Delois White, with the St. Louis region Job Corps, agrees with Johnson that the program needs to set students on the path towards college.

 “In order to meet the needs of the 21st century, our young people will have to extend their educational opportunities and become lifelong learners,” she says. “To be able to meet potential growth and potential promotional opportunities, they’re going to have to get that education in there. And they can either do it through Job Corps or do it on their own.”

During her address, Johnson described an experience she had at a Job Corps center in Edison, N.J. She said a culinary arts student called her his hero, but she corrected him and said he was the hero. But the importance of Job Corps students seeing diverse faces in the upper echelons of the program is not lost on her.

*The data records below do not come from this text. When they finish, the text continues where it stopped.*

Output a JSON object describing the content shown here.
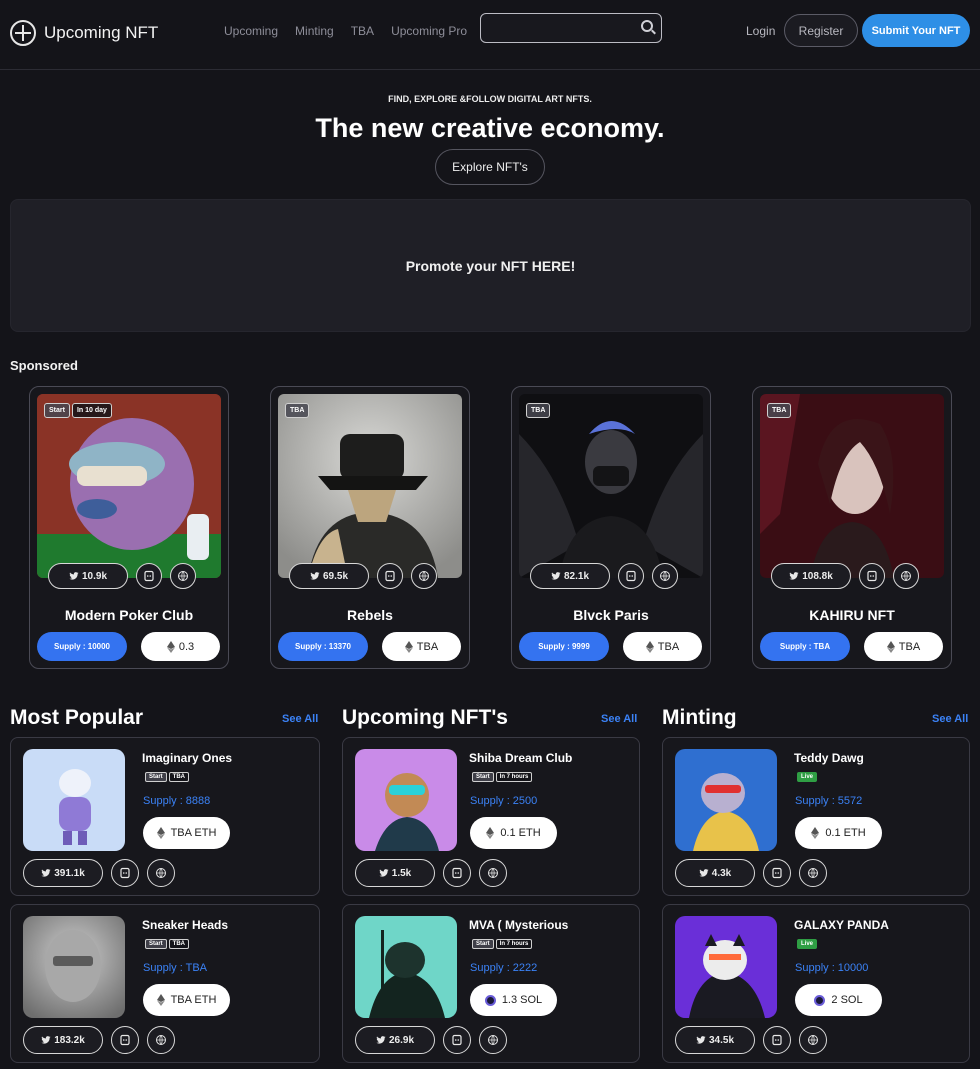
{
  "header": {
    "brand": "Upcoming NFT",
    "nav": [
      "Upcoming",
      "Minting",
      "TBA",
      "Upcoming Pro"
    ],
    "search_placeholder": "",
    "login": "Login",
    "register": "Register",
    "submit": "Submit Your NFT"
  },
  "hero": {
    "tagline": "FIND, EXPLORE &FOLLOW DIGITAL ART NFTS.",
    "title": "The new creative economy.",
    "cta": "Explore NFT's",
    "promo": "Promote your NFT HERE!"
  },
  "sponsored": {
    "title": "Sponsored",
    "cards": [
      {
        "name": "Modern Poker Club",
        "badges": [
          "Start",
          "In 10 day"
        ],
        "twitter": "10.9k",
        "supply": "Supply : 10000",
        "price": "0.3"
      },
      {
        "name": "Rebels",
        "badges": [
          "TBA"
        ],
        "twitter": "69.5k",
        "supply": "Supply : 13370",
        "price": "TBA"
      },
      {
        "name": "Blvck Paris",
        "badges": [
          "TBA"
        ],
        "twitter": "82.1k",
        "supply": "Supply : 9999",
        "price": "TBA"
      },
      {
        "name": "KAHIRU NFT",
        "badges": [
          "TBA"
        ],
        "twitter": "108.8k",
        "supply": "Supply : TBA",
        "price": "TBA"
      }
    ]
  },
  "sections": [
    {
      "title": "Most Popular",
      "see_all": "See All",
      "items": [
        {
          "name": "Imaginary Ones",
          "badges": [
            "Start",
            "TBA"
          ],
          "supply": "Supply : 8888",
          "price": "TBA ETH",
          "twitter": "391.1k"
        },
        {
          "name": "Sneaker Heads",
          "badges": [
            "Start",
            "TBA"
          ],
          "supply": "Supply : TBA",
          "price": "TBA ETH",
          "twitter": "183.2k"
        }
      ]
    },
    {
      "title": "Upcoming NFT's",
      "see_all": "See All",
      "items": [
        {
          "name": "Shiba Dream Club",
          "badges": [
            "Start",
            "In 7 hours"
          ],
          "supply": "Supply : 2500",
          "price": "0.1 ETH",
          "twitter": "1.5k"
        },
        {
          "name": "MVA ( Mysterious",
          "badges": [
            "Start",
            "In 7 hours"
          ],
          "supply": "Supply : 2222",
          "price": "1.3 SOL",
          "twitter": "26.9k"
        }
      ]
    },
    {
      "title": "Minting",
      "see_all": "See All",
      "items": [
        {
          "name": "Teddy Dawg",
          "badges": [
            "Live"
          ],
          "supply": "Supply : 5572",
          "price": "0.1 ETH",
          "twitter": "4.3k"
        },
        {
          "name": "GALAXY PANDA",
          "badges": [
            "Live"
          ],
          "supply": "Supply : 10000",
          "price": "2 SOL",
          "twitter": "34.5k"
        }
      ]
    }
  ],
  "icons": {
    "twitter": "twitter-icon",
    "discord": "discord-icon",
    "website": "globe-icon",
    "currency_eth": "eth-icon",
    "currency_sol": "sol-icon"
  },
  "colors": {
    "accent": "#3473f0",
    "submit": "#2e8fe6",
    "link": "#3b82f6",
    "live": "#2f9e44",
    "background": "#141419"
  }
}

“I am going to do everything that I can to make sure that our young people have role models, diverse role models that they can look to and say, ‘I can do that. I can be just like this person if I put my heart and mind and soul into it,’” Johnson says.

“We’re sending out tutors and mentors to Job Corps centers to work with these young people,” she adds. “We’re sending inspiring speakers, diverse speakers to Job Corps centers so that our students can have role models in every ethnic group. And yes, we can do it, we can be successful with these students.”